Wednesday, 17 May 2017

Liberal Order

One of many recent disappointments for prison reformers was how little the Liberal Democrats were able to influence criminal justice policy during their time in government. Almost none of their 2010 manifesto pledges on justice – such as a presumption against short term prison sentences - made it into the Coalition agreement. They might pray in aid a modest expansion in restorative justice. But the Lib Dems share of responsibility both for the disastrous underinvestment in prisons and rushed privatisation of probation weigh heavily on the debit side as does the absurd and thankfully abandoned Secure College for young offenders.  What are they offering to the electorate this time round?

Despite their electoral meltdown two years ago, the 2017 Lib Dem manifesto creditably retains many of the proposals from previous campaigns; the presumption against short prison terms, an extension of the role of the Youth Justice Board to young adults, and a new Women’s Justice Board. They continue to want to see Community Justice Panels and other local schemes designed to resolve conflicts and reduce harm.

As in 2015, the Lib Dems would replace the elected Police and Crime Commissioners (whom they helped to introduce) with local boards and introduce a Victim’s Bill of Rights. This would include a right for victims “to request restorative justice rather than a prison sentence” (whatever that exactly means).

The radicalism comes in the drugs field. Previous manifestos have pledged an end to imprisonment for possession for personal use, but policy on legalisation has gone no further than looking at evidence from abroad. The party is presumably satisfied that the impact on public health and crime of legalisation initiatives in the US and Uruguay are such that they can go further and so now promise a legal, regulated market for cannabis. They’d repeal the Psychoactive Substances Act and move responsibility for policy from the Home Office to Department of Health.

The ambition on the drugs front is not quite matched on prisons. Yes the plan is to transform prisons into places of rehabilitation, recovery, learning, and work, with suitable treatment, education or work available to all prisoners. Trans prisoners would be placed in prisons that reflect their gender identity, rather than their birth gender. And the overrepresentation of individuals from a BAME background reduced at every stage of the criminal justice system, taking into account the upcoming recommendations of the Lammy Review.

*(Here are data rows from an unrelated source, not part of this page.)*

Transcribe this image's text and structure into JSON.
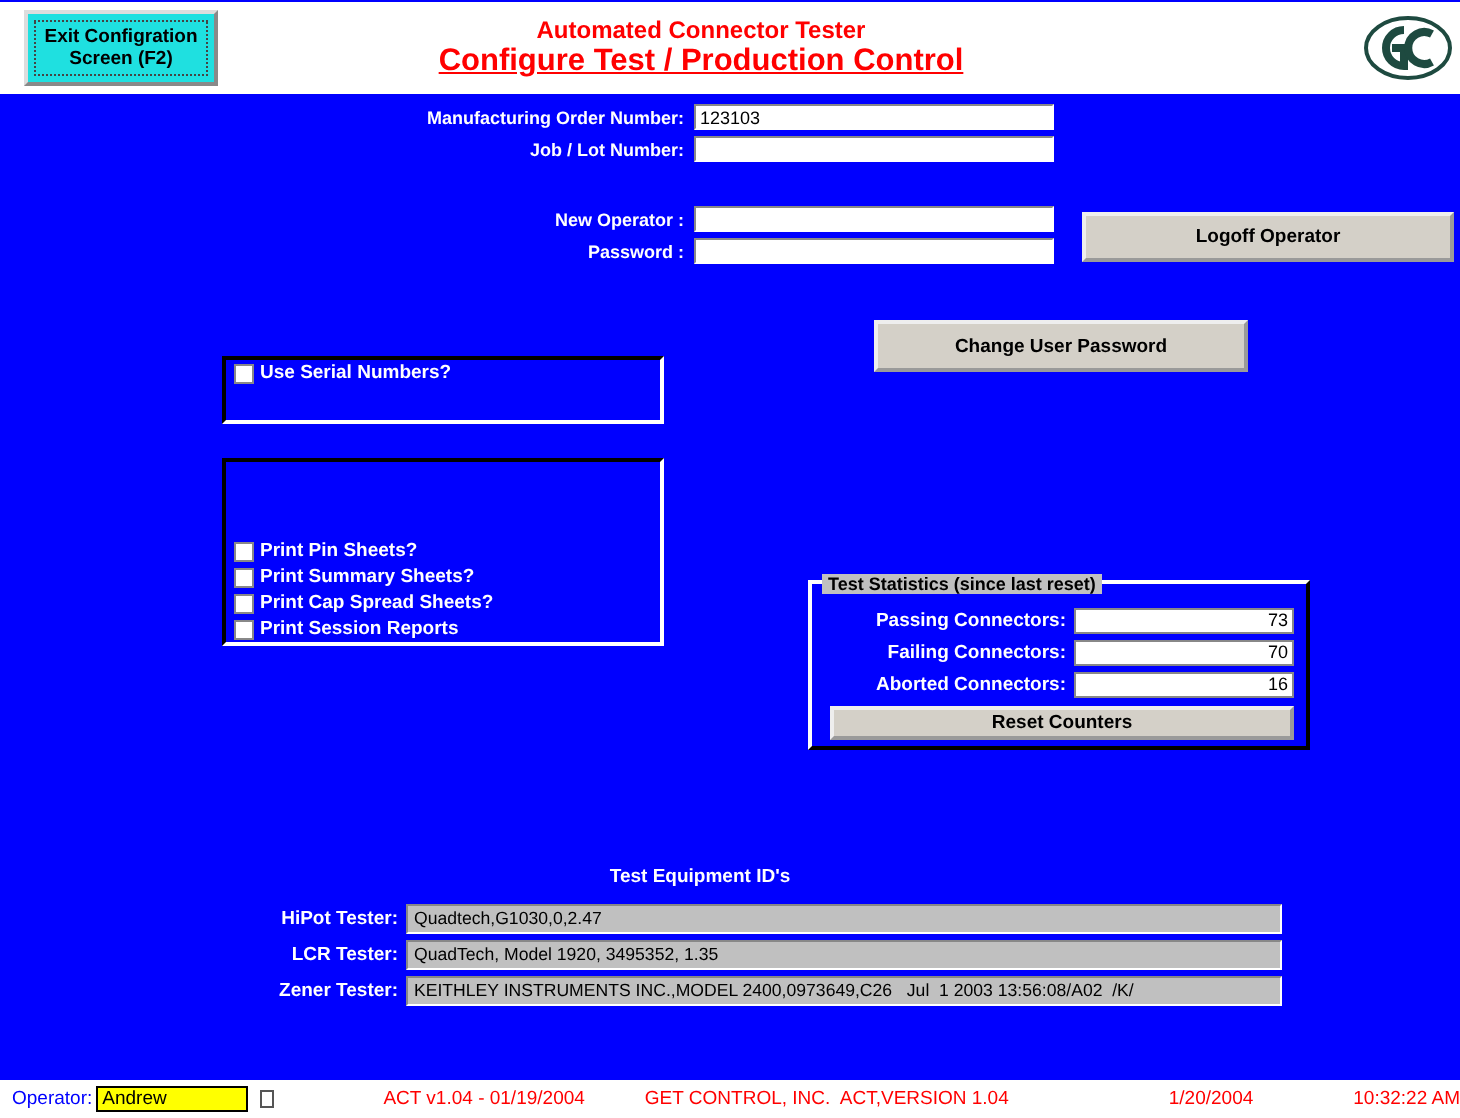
{
  "header": {
    "exit_button": {
      "line1": "Exit Configration",
      "line2": "Screen  (F2)"
    },
    "subtitle": "Automated Connector Tester",
    "title": "Configure Test / Production Control"
  },
  "order_fields": [
    {
      "label": "Manufacturing Order Number:",
      "value": "123103"
    },
    {
      "label": "Job / Lot Number:"
    }
  ],
  "operator_fields": [
    {
      "label": "New Operator :"
    },
    {
      "label": "Password :"
    }
  ],
  "logoff_button": "Logoff Operator",
  "change_password_button": "Change User Password",
  "serial_options": [
    {
      "label": "Use Serial Numbers?",
      "checked": false
    }
  ],
  "print_options": [
    {
      "label": "Print Pin Sheets?",
      "checked": false
    },
    {
      "label": "Print Summary Sheets?",
      "checked": false
    },
    {
      "label": "Print Cap Spread Sheets?",
      "checked": false
    },
    {
      "label": "Print Session Reports",
      "checked": false
    }
  ],
  "test_statistics": {
    "title": "Test Statistics (since last reset)",
    "rows": [
      {
        "label": "Passing Connectors:",
        "value": "73"
      },
      {
        "label": "Failing Connectors:",
        "value": "70"
      },
      {
        "label": "Aborted Connectors:",
        "value": "16"
      }
    ],
    "reset_button": "Reset Counters"
  },
  "equipment": {
    "title": "Test Equipment ID's",
    "rows": [
      {
        "label": "HiPot Tester:",
        "value": "Quadtech,G1030,0,2.47"
      },
      {
        "label": "LCR Tester:",
        "value": "QuadTech, Model 1920, 3495352, 1.35"
      },
      {
        "label": "Zener Tester:",
        "value": "KEITHLEY INSTRUMENTS INC.,MODEL 2400,0973649,C26   Jul  1 2003 13:56:08/A02  /K/"
      }
    ]
  },
  "status_bar": {
    "operator_label": "Operator:",
    "operator_value": "Andrew",
    "checkbox_checked": false,
    "items": [
      "ACT v1.04 - 01/19/2004",
      "GET CONTROL, INC.  ACT,VERSION 1.04",
      "1/20/2004",
      "10:32:22 AM"
    ]
  }
}
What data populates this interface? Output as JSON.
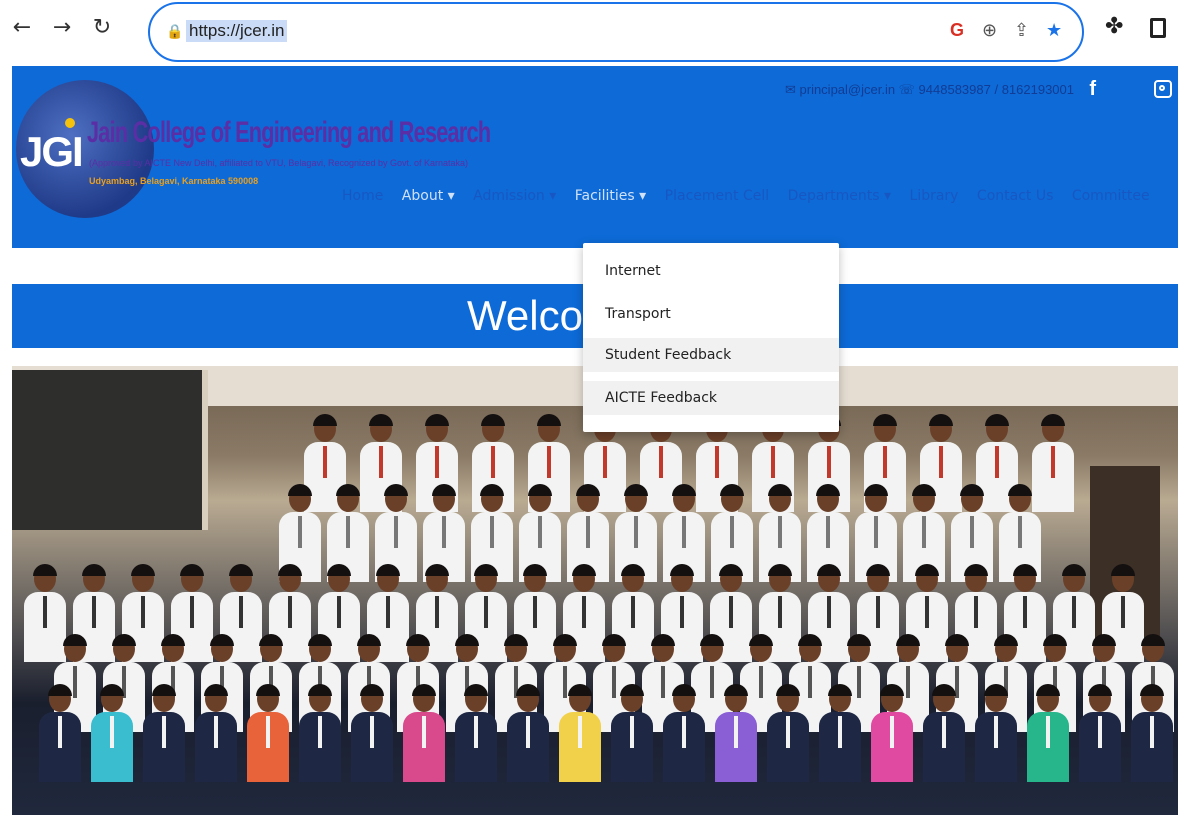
{
  "browser": {
    "url": "https://jcer.in",
    "icons": [
      "back-icon",
      "forward-icon",
      "reload-icon",
      "lock-icon",
      "google-icon",
      "zoom-icon",
      "share-icon",
      "star-icon",
      "extensions-icon",
      "sidepanel-icon"
    ]
  },
  "header": {
    "logo_text": "JGI",
    "college_name": "Jain College of Engineering and Research",
    "college_sub": "(Approved by AICTE New Delhi, affiliated to VTU, Belagavi, Recognized by Govt. of Karnataka)",
    "college_addr": "Udyambag, Belagavi, Karnataka 590008",
    "contact": "✉ principal@jcer.in  ☏ 9448583987 / 8162193001",
    "social": [
      "facebook-icon",
      "instagram-icon"
    ]
  },
  "menu": {
    "items": [
      "Home",
      "About ▾",
      "Admission ▾",
      "Facilities ▾",
      "Placement Cell",
      "Departments ▾",
      "Library",
      "Contact Us",
      "Committee"
    ]
  },
  "dropdown": {
    "items": [
      "Internet",
      "Transport",
      "Student Feedback",
      "AICTE Feedback"
    ]
  },
  "welcome": {
    "text": "Welco"
  },
  "colors": {
    "brand_blue": "#0d6ad6",
    "focus_blue": "#1a73e8"
  }
}
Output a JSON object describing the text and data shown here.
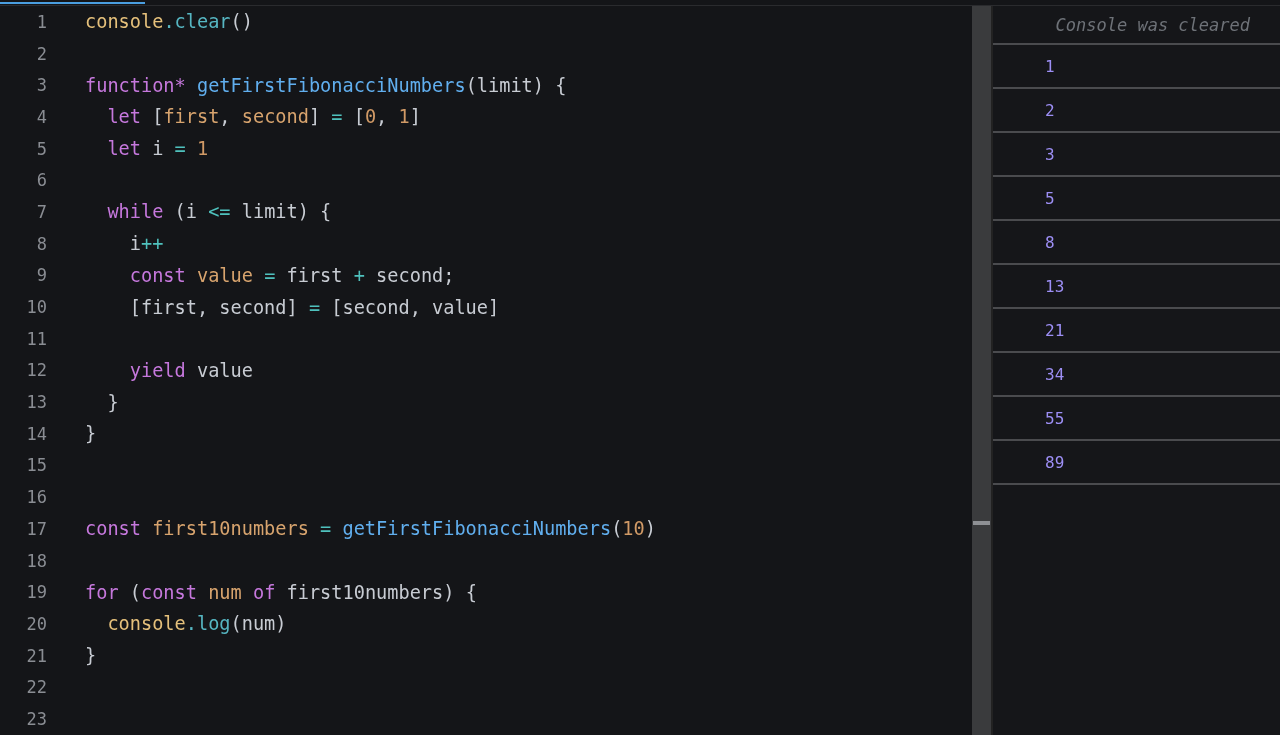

But unlike in previous manifestos, there’s nothing about stopping or scaling back prison building. Two years ago the party believed “that a large prison population is a sign of failure to rehabilitate, not a sign of success. So our aim is to significantly reduce the prison population by using more effective alternative punishments and correcting offending behaviour".  In 2017 they look a bit more cautious.

It’s Plaid Cymru whose manifesto has a hint of reductionism. They would block the development of the Port Talbot super prison. But it’s only a hint. Instead they would provide “much-needed” prison spaces for women and youth offenders in Wales.